Strategies for School Educators and Administrators


    Weekly Focus Word: Students are most challenged by Tier II words, which are those that are nonspecialized academic because they function across all content areas. Providing students with a weekly Tier II focus word helps students work toward grasping words they will encounter throughout their academic careers, e.g. compare, exemplify, therefore, and arguably. 1

    Sentence Frameworks: Students identified as English Learners need to be provided with tools to participate and collaborate with peers at all levels of language proficiency, beginning, intermediate, and advanced.

               Example:       Beginning     "I predict that __________ will __________."
                                       Intermediate     "I predict that __________ will ___________."
                                       Advanced     "I predict that __________ will __________ because __________."


    Multiple Viewpoints: Students need to be provided opportunities to encounter curriculum presented from multiple points of view. This practice incorporates using diverse cultural viewpoints.

    Social Studies/English Example: Teaching Native American History
    • Teachers distribute short stories of different perspectives of history
    • Students are provided 10 minutes to read on their own
    • Assemble classroom into small groups (2-3 students)
    • Students summarize the information read and present each of their different stories and perspectives at the end of class
    • View points could include: Tribal Elders, Native American Children, Early European Settlers, Children of Settlers, and African Americans (history shows that those who could pass as Native Americans preferred to be perceived as such than to be African American).


    Math Example: Comparing different methods of learning multiplication.
    • There are Vedic, Egyptian, Japanese, Russian, Chinese, and American methods for multiplying.
    • Students can explore each method, there’s no need to master, and compare and present to their classmates what they learned, liked, and disliked.


    Community Outreach: Engaging in conversations, building relationships, and getting to understand and connect with families outside of the school environment is a means for educators and administrators to better understand their student population.

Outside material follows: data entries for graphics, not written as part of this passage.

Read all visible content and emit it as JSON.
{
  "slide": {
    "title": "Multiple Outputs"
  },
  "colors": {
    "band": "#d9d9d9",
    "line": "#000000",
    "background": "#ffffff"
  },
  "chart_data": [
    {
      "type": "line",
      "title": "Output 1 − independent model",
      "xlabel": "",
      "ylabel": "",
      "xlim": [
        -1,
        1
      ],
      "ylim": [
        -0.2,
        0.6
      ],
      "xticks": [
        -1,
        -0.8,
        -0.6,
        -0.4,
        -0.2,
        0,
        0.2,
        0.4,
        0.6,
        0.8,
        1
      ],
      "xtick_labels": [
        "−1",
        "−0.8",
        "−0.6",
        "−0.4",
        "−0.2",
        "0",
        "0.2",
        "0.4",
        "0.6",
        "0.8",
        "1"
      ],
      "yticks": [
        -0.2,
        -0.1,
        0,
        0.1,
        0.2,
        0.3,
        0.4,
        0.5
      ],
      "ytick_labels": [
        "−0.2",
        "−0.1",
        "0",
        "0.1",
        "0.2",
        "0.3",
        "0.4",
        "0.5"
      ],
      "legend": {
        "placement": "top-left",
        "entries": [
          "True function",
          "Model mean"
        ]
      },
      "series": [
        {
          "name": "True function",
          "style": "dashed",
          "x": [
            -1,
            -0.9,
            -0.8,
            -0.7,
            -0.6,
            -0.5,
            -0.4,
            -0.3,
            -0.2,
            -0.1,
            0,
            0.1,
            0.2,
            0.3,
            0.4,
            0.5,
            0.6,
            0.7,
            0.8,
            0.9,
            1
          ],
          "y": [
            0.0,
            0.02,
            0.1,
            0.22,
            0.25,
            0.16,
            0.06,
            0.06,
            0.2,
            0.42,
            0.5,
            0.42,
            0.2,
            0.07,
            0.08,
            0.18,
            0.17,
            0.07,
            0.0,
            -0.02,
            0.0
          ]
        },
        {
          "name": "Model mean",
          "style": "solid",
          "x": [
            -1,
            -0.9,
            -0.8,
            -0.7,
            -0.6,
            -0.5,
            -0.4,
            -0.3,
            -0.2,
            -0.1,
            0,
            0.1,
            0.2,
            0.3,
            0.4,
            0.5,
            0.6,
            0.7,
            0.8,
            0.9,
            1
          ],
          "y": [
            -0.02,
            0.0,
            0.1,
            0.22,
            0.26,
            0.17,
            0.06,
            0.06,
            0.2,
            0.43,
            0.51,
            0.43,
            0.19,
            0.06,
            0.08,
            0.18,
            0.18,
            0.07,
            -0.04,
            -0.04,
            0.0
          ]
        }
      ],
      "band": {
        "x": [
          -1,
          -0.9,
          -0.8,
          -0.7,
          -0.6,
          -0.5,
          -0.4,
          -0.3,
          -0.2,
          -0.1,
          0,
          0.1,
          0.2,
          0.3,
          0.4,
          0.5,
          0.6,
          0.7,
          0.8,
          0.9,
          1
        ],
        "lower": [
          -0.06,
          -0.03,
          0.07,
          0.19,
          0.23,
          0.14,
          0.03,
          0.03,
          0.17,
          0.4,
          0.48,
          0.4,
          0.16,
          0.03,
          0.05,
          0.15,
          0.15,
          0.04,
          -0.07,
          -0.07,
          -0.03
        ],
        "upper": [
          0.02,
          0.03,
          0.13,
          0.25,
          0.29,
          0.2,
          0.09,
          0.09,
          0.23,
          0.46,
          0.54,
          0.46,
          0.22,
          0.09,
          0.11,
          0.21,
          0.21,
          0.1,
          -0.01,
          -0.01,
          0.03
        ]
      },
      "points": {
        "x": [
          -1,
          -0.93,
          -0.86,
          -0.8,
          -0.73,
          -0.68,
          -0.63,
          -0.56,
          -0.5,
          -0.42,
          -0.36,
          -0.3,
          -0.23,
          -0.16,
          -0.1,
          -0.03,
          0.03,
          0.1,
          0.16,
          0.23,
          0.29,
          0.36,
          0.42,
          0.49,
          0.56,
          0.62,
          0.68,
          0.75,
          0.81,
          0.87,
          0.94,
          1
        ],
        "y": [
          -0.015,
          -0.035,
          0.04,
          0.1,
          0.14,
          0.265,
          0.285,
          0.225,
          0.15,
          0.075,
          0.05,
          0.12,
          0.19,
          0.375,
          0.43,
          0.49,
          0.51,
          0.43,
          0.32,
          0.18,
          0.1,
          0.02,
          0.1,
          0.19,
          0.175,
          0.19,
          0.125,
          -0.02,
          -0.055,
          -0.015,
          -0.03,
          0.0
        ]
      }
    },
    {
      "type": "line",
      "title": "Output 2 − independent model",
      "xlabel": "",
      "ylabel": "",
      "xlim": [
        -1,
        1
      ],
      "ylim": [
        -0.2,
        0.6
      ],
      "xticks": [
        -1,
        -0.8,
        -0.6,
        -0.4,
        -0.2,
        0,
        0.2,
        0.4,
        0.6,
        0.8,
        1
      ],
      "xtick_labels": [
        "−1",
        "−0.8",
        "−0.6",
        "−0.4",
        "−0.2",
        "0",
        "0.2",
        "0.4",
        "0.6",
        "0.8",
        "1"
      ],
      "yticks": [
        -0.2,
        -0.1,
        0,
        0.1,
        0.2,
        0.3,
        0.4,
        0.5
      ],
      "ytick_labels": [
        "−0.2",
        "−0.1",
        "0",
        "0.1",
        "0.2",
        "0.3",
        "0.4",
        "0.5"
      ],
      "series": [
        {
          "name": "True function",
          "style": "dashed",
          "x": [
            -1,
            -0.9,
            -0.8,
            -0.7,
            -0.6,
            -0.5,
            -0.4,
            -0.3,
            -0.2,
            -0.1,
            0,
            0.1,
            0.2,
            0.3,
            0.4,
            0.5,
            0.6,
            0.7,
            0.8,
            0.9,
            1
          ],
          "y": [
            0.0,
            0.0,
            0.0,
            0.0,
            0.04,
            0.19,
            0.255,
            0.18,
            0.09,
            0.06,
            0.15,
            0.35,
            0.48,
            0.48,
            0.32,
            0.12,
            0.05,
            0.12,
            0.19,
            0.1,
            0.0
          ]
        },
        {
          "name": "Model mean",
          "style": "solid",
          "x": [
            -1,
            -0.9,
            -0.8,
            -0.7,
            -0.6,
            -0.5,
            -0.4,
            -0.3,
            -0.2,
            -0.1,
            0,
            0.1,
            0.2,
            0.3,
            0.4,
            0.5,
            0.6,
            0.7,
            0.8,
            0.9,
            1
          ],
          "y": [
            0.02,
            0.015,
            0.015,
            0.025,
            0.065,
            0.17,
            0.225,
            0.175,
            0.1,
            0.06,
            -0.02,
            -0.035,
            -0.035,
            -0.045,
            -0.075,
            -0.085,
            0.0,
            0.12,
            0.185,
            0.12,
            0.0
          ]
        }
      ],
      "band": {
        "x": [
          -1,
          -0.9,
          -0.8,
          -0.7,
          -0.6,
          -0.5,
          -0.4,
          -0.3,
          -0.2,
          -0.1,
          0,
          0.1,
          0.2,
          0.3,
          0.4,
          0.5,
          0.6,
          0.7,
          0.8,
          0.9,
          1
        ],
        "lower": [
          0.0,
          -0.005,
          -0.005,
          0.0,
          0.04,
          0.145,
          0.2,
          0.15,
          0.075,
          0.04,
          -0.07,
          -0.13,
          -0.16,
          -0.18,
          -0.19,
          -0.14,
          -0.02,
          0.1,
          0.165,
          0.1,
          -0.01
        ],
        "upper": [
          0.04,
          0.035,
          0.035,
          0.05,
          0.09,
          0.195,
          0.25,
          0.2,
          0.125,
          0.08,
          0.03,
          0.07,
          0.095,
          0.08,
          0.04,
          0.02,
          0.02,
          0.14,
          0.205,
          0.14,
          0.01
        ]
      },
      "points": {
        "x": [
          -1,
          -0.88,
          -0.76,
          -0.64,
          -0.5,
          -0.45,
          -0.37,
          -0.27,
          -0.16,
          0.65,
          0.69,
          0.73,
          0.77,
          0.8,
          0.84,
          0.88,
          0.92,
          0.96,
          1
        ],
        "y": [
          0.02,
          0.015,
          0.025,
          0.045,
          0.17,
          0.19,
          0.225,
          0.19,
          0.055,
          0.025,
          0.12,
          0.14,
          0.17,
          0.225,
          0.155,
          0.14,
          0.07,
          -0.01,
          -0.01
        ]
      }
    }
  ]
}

Constructing moments to learn about one another and sharing experiences further builds a sense of community.


    ·         Neighborhood walks that are student led can help teachers and administrators better understand who their students are and what their lives are like outside of the school day. This practice can also help form better relationships between students, teachers and the community.

    ·         Club Collaboration: it is not uncommon for student clubs to work in isolation from each other. Encourage clubs at your school to work together on a given project, so that they get to work with people they don’t generally/voluntarily encounter. Clubs can be places for cultural segregation to occur, e.g. the Latin/Spanish Club, Dance Club/Step Club…etc. As an additional means of diverse collaboration, consider pairing with clubs from different schools, as schools in and of themselves are often segregated due to socio-economic status of families. 

    ·         Mix-It-Up Lunch: encourage students to each lunch with different peer(s) than their usual, as cafeterias are one of the most segregated areas on school campuses.


    ·         Monthly Teacher Lunch Day: encourage a monthly day where teachers and students eat together so that they can interact socially and build a relationship. Do this on a voluntary basis and help teachers consider how to initiate social and appropriate conversation, e.g. Are you going to the basketball game this Friday? How did Debate go this last weekend? Did you decide on a topic for your English paper?